The materiality of this project is approached from a variety of techniques; however, sound is a very important element in this project. In this case, the soundwaves travel, inhabit and go across bodies of water, each human body that (co)habitates alongside the creations presented in the exhibition space:
Drop by Drop Water is Drained is a sound creation situated in the course of the journey in the Peruvian Amazon. This composition includes documentation and sound exploration based on different collective experiences, including workshops with youth, ‘concerts to be more river-like ’ and other experiences along the way. The artist has used hydrophones and other recording strategies to collect sounds. This work presents a sound experience to ‘be more river-like’, portraying the movement through the corporal based on the experience in the Amazon River.
Amazon, Between Reality and Fiction is a reflection situated in the context of return and the final presentation (Spain). Due to the interruption of the route by the pandemic in 2020, the project was redirected while seeking to close a narrative cycle that would be meaningful for the investigation and its ethical principles. Therefore, this sound creation uses a Western musical genre: opera as an approach for reflection. This ‘fictionalised reality’ give voice to some other silence histories bringing important questions to Europe from a reality in real emergency.
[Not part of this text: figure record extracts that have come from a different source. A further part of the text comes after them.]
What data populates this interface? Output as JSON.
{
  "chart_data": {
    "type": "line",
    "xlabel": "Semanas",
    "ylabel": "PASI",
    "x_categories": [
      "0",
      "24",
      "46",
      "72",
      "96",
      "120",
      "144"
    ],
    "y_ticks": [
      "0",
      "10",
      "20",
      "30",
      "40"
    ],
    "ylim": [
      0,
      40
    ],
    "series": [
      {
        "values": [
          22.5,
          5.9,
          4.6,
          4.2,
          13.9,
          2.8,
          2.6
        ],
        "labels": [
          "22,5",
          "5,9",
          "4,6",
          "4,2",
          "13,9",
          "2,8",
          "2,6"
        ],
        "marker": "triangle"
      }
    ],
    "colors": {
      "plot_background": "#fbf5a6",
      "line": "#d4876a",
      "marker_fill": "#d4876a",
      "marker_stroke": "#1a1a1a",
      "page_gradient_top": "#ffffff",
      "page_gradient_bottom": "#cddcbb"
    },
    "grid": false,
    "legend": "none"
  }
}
The choice of the opera La Gioconda, with music by Amilcare Ponchielli and libretto in Italian by Arrigo Boito reached this investigation because it was the opera that opened the Teatro Amazonas in Manaus in Brazil’s Amazonia on 7 January 1897 in the midst of rubber fever. The Teatro Amazonas is and represents a colonial imposition which is tangible in Amazonia even today, hence the importance of using this musical piece.
The extract chosen for this work reproduces the opera’s original score. However, the lyrics were rewritten by the artist. These intensely profound lyrics connect the context of their original creation to today, winding down the Amazon River, the guardian of its shores, the witness of what happened then and what happens now, becoming memory while containing ancestral stories of life and death. The writing process has many points of collaboration along the way. It comes from the Amazon River and in its first presentation leads in the Guadalquivir River, accompanied by people from the Amazonia who collectively did a ritual of ‘payment to water’ to continue to weave relations between bodies of water.
Itinerarios XXVII showcases the work of the eight artists selected in the last call for the Botín Foundation’s Art Grants: Armando Andrade Tudela (Peru), Lucía Bayón (Spain), alfonso borragán (Spain), Gonzalo Elvira (Argentina), Seila Fernández Arconada (Spain), Assaf Gruber (Israel), Joan Morey (Spain) and Ana Santos (Portugal).
Their projects were selected from a total of 428 applications from 42 different countries by a jury made up of the artists, María Bleda and Carlos Bunga (previous beneficiaries of the grants), and the curators, Orlando Britto and María Inés Rodríguez.
The exhibition culminates the course of this grant, reflecting the extent of artistic interests and practices. Each project on display must be understood as a work in itself, as a unique invitation to get involved in the languages and networks that the artists have been building over the past two years. They are joined by the context in which we live, permeable to the current economic, ecological and social crises, whilst committed to the creation of new alliances and representation strategies to come up with other potential formats.